Uncle Vili knew how to convey that intangible though unmistakable feeling that he had lineage — a provenance so ancient and so distinguished that it transcended such petty distinctions as birthplace, nationality, or religion. And with the suggestion of lineage came the suggestion of wealth — if always with the vague hint that this wealth was inconveniently tied up elsewhere, in land, for example, foreign land, something no one in the family ever had much of except when it came in clay flowerpots. But lineage earned him credit. And this is what mattered to him most, for this was how he and all the men in the family made, borrowed, lost, and married into fortunes: on credit.
Lineage came naturally to Vili, not because he had it, nor because he mimicked it, nor even because he aspired to it with the leisured polish of lapsed aristocrats. In his case, it was simply the conviction that he was born better . He had the imposing bearing of the wealthy, the reluctant smile that immediately sweetens in the company of equals. He was patrician in thrift, politics, and debauchery, intolerant of poor posture more than of bad taste, of bad taste more than of cruelty, and of bad table manners more than of bad eating habits. Above all, he detested what he called the “atavisms” by which Jews gave themselves away, especially when impersonating goyim . He derided all in-laws and acquaintances who looked typically Jewish, not because he did not look so himself, or because he hated Jews, but because he knew how much others did. It’s because of Jews like them that they hate Jews like us . When snubbed by an observant Jew proud of his heritage, Vili’s answer trickled down his tongue like a pit he had been twiddling about his mouth for forty years: “Proud of what? Are we or aren’t we all peddlers in the end?”

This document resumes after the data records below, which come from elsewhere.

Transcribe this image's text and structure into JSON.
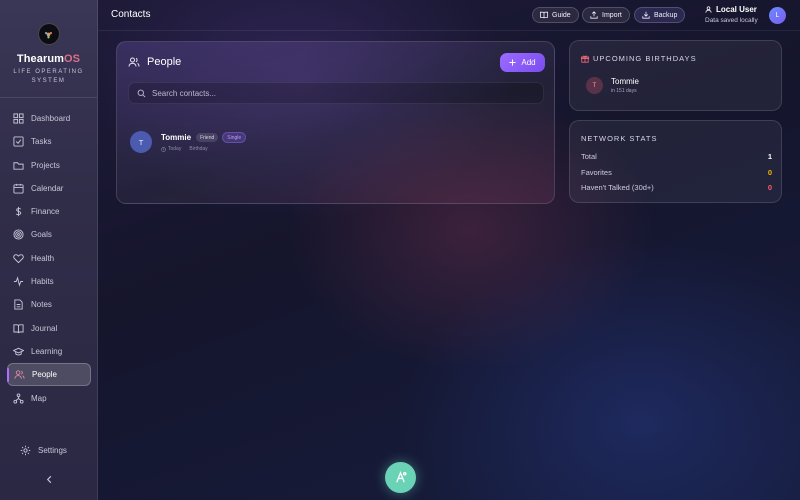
{
  "brand": {
    "name_main": "Thearum",
    "name_accent": "OS",
    "subtitle": "LIFE OPERATING SYSTEM"
  },
  "sidebar": {
    "items": [
      {
        "label": "Dashboard",
        "icon": "grid-icon"
      },
      {
        "label": "Tasks",
        "icon": "checkbox-icon"
      },
      {
        "label": "Projects",
        "icon": "folder-icon"
      },
      {
        "label": "Calendar",
        "icon": "calendar-icon"
      },
      {
        "label": "Finance",
        "icon": "dollar-icon"
      },
      {
        "label": "Goals",
        "icon": "target-icon"
      },
      {
        "label": "Health",
        "icon": "heart-icon"
      },
      {
        "label": "Habits",
        "icon": "activity-icon"
      },
      {
        "label": "Notes",
        "icon": "note-icon"
      },
      {
        "label": "Journal",
        "icon": "book-icon"
      },
      {
        "label": "Learning",
        "icon": "graduation-cap-icon"
      },
      {
        "label": "People",
        "icon": "users-icon",
        "active": true
      },
      {
        "label": "Map",
        "icon": "network-icon"
      }
    ],
    "settings_label": "Settings"
  },
  "header": {
    "title": "Contacts",
    "buttons": {
      "guide": "Guide",
      "import": "Import",
      "backup": "Backup"
    },
    "user": {
      "name": "Local User",
      "status": "Data saved locally",
      "initial": "L"
    }
  },
  "people": {
    "title": "People",
    "add_label": "Add",
    "search_placeholder": "Search contacts...",
    "contacts": [
      {
        "initial": "T",
        "name": "Tommie",
        "relation": "Friend",
        "status": "Single",
        "meta_time": "Today",
        "meta_note": "Birthday"
      }
    ]
  },
  "birthdays": {
    "title": "UPCOMING BIRTHDAYS",
    "items": [
      {
        "initial": "T",
        "name": "Tommie",
        "sub": "in 151 days"
      }
    ]
  },
  "stats": {
    "title": "NETWORK STATS",
    "rows": [
      {
        "label": "Total",
        "value": "1",
        "color": "#ffffff"
      },
      {
        "label": "Favorites",
        "value": "0",
        "color": "#f5b400"
      },
      {
        "label": "Haven't Talked (30d+)",
        "value": "0",
        "color": "#ff5a6a"
      }
    ]
  },
  "colors": {
    "accent": "#8c5cf6",
    "fab": "#6ad3b5",
    "brand_os": "#d9708c"
  }
}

And peddle is what he knew and did best. He even peddled fascism to the British in Egypt and, later, on behalf of the Italians, in Europe as well. He was as devoted to Il Duce as he was to the Pope. His annual addresses to the Hitler Youth in Germany were highly applauded and became a notorious source of strife within the family. “Don’t meddle, I know what I’m doing,” he would say. Years later, when the British began threatening to round up all adult Italian males living in Alexandria, Uncle Vili suddenly rummaged through his closets and began hawking old certificates from the rabbinate of Constantinople to remind his friends at the British Consulate that, as an Italian Jew, he couldn’t possibly be considered a threat to British interests. Would they like him to spy on the Italians? The British could not have asked for better.
He performed so brilliantly that after the war he was rewarded with a Georgian estate in Surrey, where he lived in lordly penury for the remainder of his days under the assumed name of Dr.